While flu season is a fact of life, the severity of a given flu season can vary significantly. Consider that at the end of 2011, the Centers for Disease Control and Prevention (CDC) reported 849 flu cases from September 30th through the end of the year. In 2012, this figure skyrocketed to 22,048 during the same time frame.
As shown by these very divergent numbers, some flu seasons clearly have a greater impact on public health than others. Of course, this makes it difficult to estimate the number of flu cases on a year to year basis. In order to better gauge how influenza annually affects Americans, some researchers have turned to a well-known online encyclopedia.
Searching for Answers
Regardless of how much time you spend on the internet, you’ve probably heard of Wikipedia. In short, Wikipedia is an online encyclopedia that allows users to edit most of its articles. Using this source, two Boston-based researchers have created a new type of flu prediction system.
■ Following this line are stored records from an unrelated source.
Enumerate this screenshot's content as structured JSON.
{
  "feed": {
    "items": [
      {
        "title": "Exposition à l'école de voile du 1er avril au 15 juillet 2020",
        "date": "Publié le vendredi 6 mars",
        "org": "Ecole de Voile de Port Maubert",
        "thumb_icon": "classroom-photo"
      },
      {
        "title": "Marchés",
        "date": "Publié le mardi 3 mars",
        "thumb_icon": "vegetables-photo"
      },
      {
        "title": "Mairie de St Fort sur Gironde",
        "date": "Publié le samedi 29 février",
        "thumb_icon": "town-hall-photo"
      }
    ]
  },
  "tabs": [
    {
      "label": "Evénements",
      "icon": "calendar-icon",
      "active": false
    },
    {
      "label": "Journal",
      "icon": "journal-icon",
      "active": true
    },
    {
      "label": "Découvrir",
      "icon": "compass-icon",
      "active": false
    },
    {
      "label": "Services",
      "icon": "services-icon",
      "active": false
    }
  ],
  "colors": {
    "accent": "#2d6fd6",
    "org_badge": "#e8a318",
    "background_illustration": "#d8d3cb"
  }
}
Detailing their efforts in the journal PLOS Computational Biology, the research team examined Wikipedia articles with flu-related terms, and documented how frequently they were viewed during flu season. To determine when flu activity was at its worst, the study relied on the number of hourly visits for such articles. This information was then added to statistics complied by the CDC regarding influenza cases. Six separate flu seasons were examined overall, from December 2007 to August 2013.
The authors compared their new system against Google’s Flu Trends, a web service designed to monitor the spread of flu in the United States and other countries.
In three of the six flu seasons covered by the study, the Wikipedia-based model correctly identified the week in which influenza was most prevalent. In contrast, the Google Flu Trends system accurately determined the peak of just two influenza seasons.
Explaining the Results
The problem with Google’s flu-tracking system, argued the researchers, is that it bases its conclusions on search engine queries. When flu season starts to rear its ugly head, the number of internet searchers for influenza rises sharply. Of course, simply searching for flu articles hardly means that a person has this illness.
This fact can throw off the Google flu model when influenza becomes a hot news item. Two recent examples of such a scenario include the 2009 swine flu pandemic and the 2012-13 flu season. In both of these cases, Google Flu Trends overestimated the number of people who had been infected with influenza.
To get around this problem, the new model utilizes certain Wikipedia articles, which served as markers for time spent on the website. In other words, these articles helped the researchers estimate how much time people normally spent on Wikipedia. The new system is not without flaws, as it still cannot determine exactly why someone is reading an article related to flu. Because of this shortcoming, the researchers stress that those concerned about influenza should also monitor data released by the CDC.